Çayları içerken masada oturan biri bizi görünce yanımıza gelerek ;

” Bisikletle en arkada gelen kimdi?” diye sordu.

“Bendim” diye cevap verdim.

” Kamyonla arkanızdan gelirken koca bir domuz senin arkandan yola fırladı, tam da önümde. Sana çarpacak diye çok korktum. Kıl payı kurtuldun domuzdan” dedi. Ben de ;

” Hiç te farkında değildim domuzdan.” dedim. Adam anlaşılan gözü önünde olan bu olay yüzünden epey korkmuş. Anlatırken bile heyecanla anlatıyordu domuzu. Boyu ta bu kadardı diye elini göğüs hizasına kadar kaldırıp domuzun ne kadar iri olduğunu anlatıyordu. Ben ise domuzu görmediğimden sakince adamın anlattıklarını dinliyordum. Bunu da ucuz atlatmıştım farkında olmadan.

Bu arada çaylar nefisti, tavşan kanı gibi. Şafak beni çekiyor çay bardağı ile.

030920148053

Kamyoncu ile yaptığımız sohbet ile farkında olmadan Gelibolu kıyısına varmışız bile. İskeleye yanaşıyoruz.

030920148055

Gemi iskeleye yanaşıyor yavaşça. Acelemiz yok bizim, aracımız bisiklet olunca daha güzel oluyor.

030920148056

İskeleye indik. Marmara dan Çanakkale boğazına giriş yapan devasa yolcu gemisi ışıklarını yakmış şıkır şıkır sessizce süzülüyor. İskelede Şafağın mahalle arkadaşı Selim bizi karşıladı. Selim facebook’tan beni tanıyordu. Şafak ta bahsetmiş benden. Hemen tanışıp kucaklaşıyorum Selim ile. Arabası ile bizi karşılamaya gelmiş. Benim bu gece kalacağım yeri gösterecek. Şafak’a nereye gideceğimizi tarif ederek arabası ile önden yola çıktı. Biz sahilden gidecektik, gideceğimiz yerden araba geçmiyor.

030920148057

Şafak ile beraber Hamzakoy kumsalına gidiyoruz.

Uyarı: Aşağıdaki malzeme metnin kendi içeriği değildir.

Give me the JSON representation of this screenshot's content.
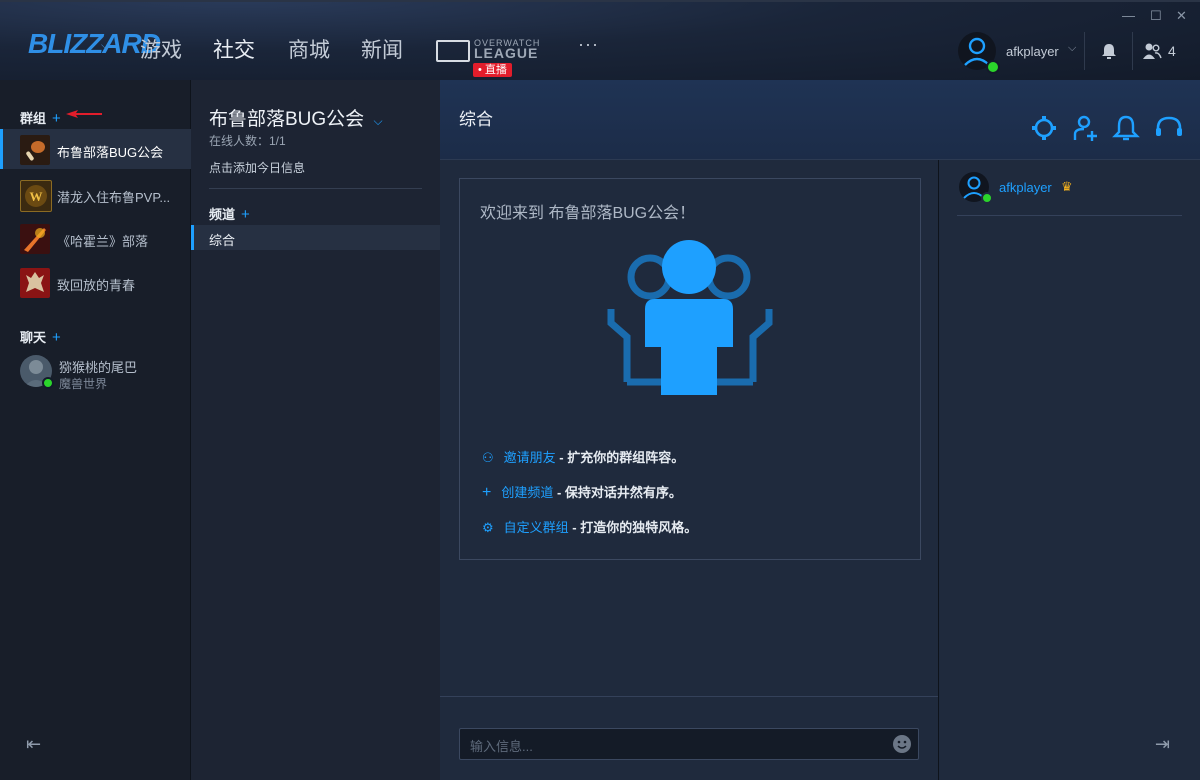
{
  "topnav": {
    "logo": "BLIZZARD",
    "items": [
      "游戏",
      "社交",
      "商城",
      "新闻"
    ],
    "owl_top": "OVERWATCH",
    "owl_bottom": "LEAGUE",
    "live_badge": "• 直播",
    "more": "···"
  },
  "user": {
    "name": "afkplayer",
    "friends_online": "4",
    "status_color": "#2bd52b"
  },
  "sidebar": {
    "groups_heading": "群组",
    "groups": [
      {
        "label": "布鲁部落BUG公会",
        "selected": true,
        "icon": "drumstick-icon"
      },
      {
        "label": "潜龙入住布鲁PVP...",
        "selected": false,
        "icon": "wow-logo-icon"
      },
      {
        "label": "《哈霍兰》部落",
        "selected": false,
        "icon": "fire-weapon-icon"
      },
      {
        "label": "致回放的青春",
        "selected": false,
        "icon": "horde-icon"
      }
    ],
    "chat_heading": "聊天",
    "chat": {
      "name": "猕猴桃的尾巴",
      "subtitle": "魔兽世界"
    }
  },
  "guild": {
    "name": "布鲁部落BUG公会",
    "online_count": "在线人数：1/1",
    "add_info": "点击添加今日信息",
    "channels_heading": "频道",
    "channels": [
      "综合"
    ]
  },
  "channel": {
    "title": "综合",
    "welcome": "欢迎来到 布鲁部落BUG公会！",
    "tips": [
      {
        "link": "邀请朋友",
        "text": " - 扩充你的群组阵容。",
        "icon": "invite-friend-icon"
      },
      {
        "link": "创建频道",
        "text": " - 保持对话井然有序。",
        "icon": "plus-icon"
      },
      {
        "link": "自定义群组",
        "text": " - 打造你的独特风格。",
        "icon": "gear-icon"
      }
    ],
    "input_placeholder": "输入信息..."
  },
  "members": [
    {
      "name": "afkplayer",
      "is_owner": true
    }
  ],
  "colors": {
    "accent": "#1ea0ff",
    "live": "#e21d2b",
    "online": "#2bd52b",
    "crown": "#f2b01e"
  }
}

Selim’in arkadaşı olan işletmeye vardık. İlk önce birer yarım ekmek kokoreç ve bira ısmarladı Selim. Bu arada sohbet ediyoruz. Sonrasında işletmenin yanında, ağaçların altında çadır kuracağım yeri gösteriyor. Yer iyi, tuvalet te yakında. Bu gün uzun bir yol oldu bizim için, yorgunuz ve leş gibi ter kokuyorum. Karnımız doyduktan sonra Şafak Annesinin yanına gidiyor. Ben Selim ile bir süre daha oturuyorum. Selim de evine gidiyor, sabah erkenden işe gidecek. Ban kendim ile baş başa kalıyorum. İlk planlamamda turu tek başıma yapacaktım ya olmadı Şafak bana arkadaşlık etti yol boyunca. Buradan sonra Keşan’a kadar tek başınayım, yaşasın. Çadırımı kuruyorum, gece karanlığında çadırımı çekiyorum. Çadırın içinde lamba mavi rengi çadırdan alıyor.

030920148058

Eşyalarımı içine yerleştirdikten sonra şortumu giyip havlumu da yanıma alarak deniz kıyısına vardım. Terlik ve havluyu kumsala koyup denize dalıyorum gecenin 12 sinde. Kimse de girmiyor benim gibi. Ohhh serinliyorum biraz tuzlu deniz suyunda. Biraz yüzdükten sonra çıkıp havlu ile kurulandım. Çadırıma gelerek ıslak şortumu çıkarıp kuru çamaşırları ve eşofmanı giyerek saçları havlu ile kurutuyorum. Artık yatma zamanı, ortalık iyice tenhalaştı, İşletme sahibi de kapatıp gitti evine. Ben de çadıra girip uyku tulumunun içine girerek rahatlamış biçimde tatlı bir yorgunlukla uykuya dalıyorum.